As SIFMA points out, Dodd-Frank mandates "no less stringent" rules for how brokers should manage their relationships and responsibilities to clients than those that investment advisors currently obey.


However, no less a figure than Barney Frank, co-author of the reforms, has pointed out that "no less stringent" doesn't necessarily mean applying the Investment Advisers Act of 1940 to everyone, SIFMA argues.


If that were the case, Dodd and Frank would have just eliminated the broker exemption in the IA Act. 


So instead, SIFMA wants an all-new fiduciary standard for brokers.


Naturally, that will take time and effort to rough out -- the SEC will have to figure out how to define "investment advice" in a sales-driven context -- and would have to allow for clients to opt out of clearly disclosed conflicts of interest.


That last bit is interesting, since "conflict of interest" usually means that the advisor is working against the client in some way.


Perpetuating situations where such conflicts "may be consented to by the customer" seems to indicate an urge to steer accounts toward less-than-optimal products that enrich the "fiduciary" advisor and only act as a drain on the client's resources or performance.


SIFMA's lawyers also want any fiduciary relationship to apply to brokers on an account-by-account basis, as it currently does with dual-registered advisors.

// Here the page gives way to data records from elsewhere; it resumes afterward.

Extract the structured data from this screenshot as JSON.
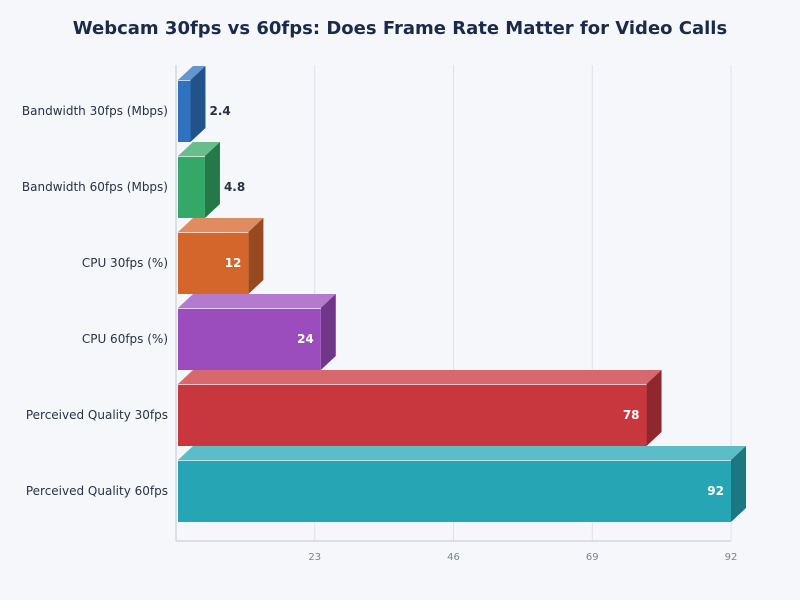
{
  "chart_data": {
    "type": "bar",
    "orientation": "horizontal",
    "style": "3d",
    "title": "Webcam 30fps vs 60fps: Does Frame Rate Matter for Video Calls",
    "xlabel": "",
    "ylabel": "",
    "categories": [
      "Bandwidth 30fps (Mbps)",
      "Bandwidth 60fps (Mbps)",
      "CPU 30fps (%)",
      "CPU 60fps (%)",
      "Perceived Quality 30fps",
      "Perceived Quality 60fps"
    ],
    "values": [
      2.4,
      4.8,
      12,
      24,
      78,
      92
    ],
    "value_labels": [
      "2.4",
      "4.8",
      "12",
      "24",
      "78",
      "92"
    ],
    "colors": [
      "#2f72c0",
      "#34a866",
      "#d4662c",
      "#9b4dbd",
      "#c8363e",
      "#26a5b4"
    ],
    "xlim": [
      0,
      92
    ],
    "xticks": [
      "23",
      "46",
      "69",
      "92"
    ],
    "grid": true,
    "legend": "none"
  }
}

Once the client signs the contract, the fiduciary responsibility would begin.


In general, SIFMA is happy with its member firms' reps being regulated like investment advisors in most other spheres: advertising, supervisory requirements, licensing and registration, books and records, and so on.


But while they're now willing to consider a fiduciary rule, they still want two different playing fields.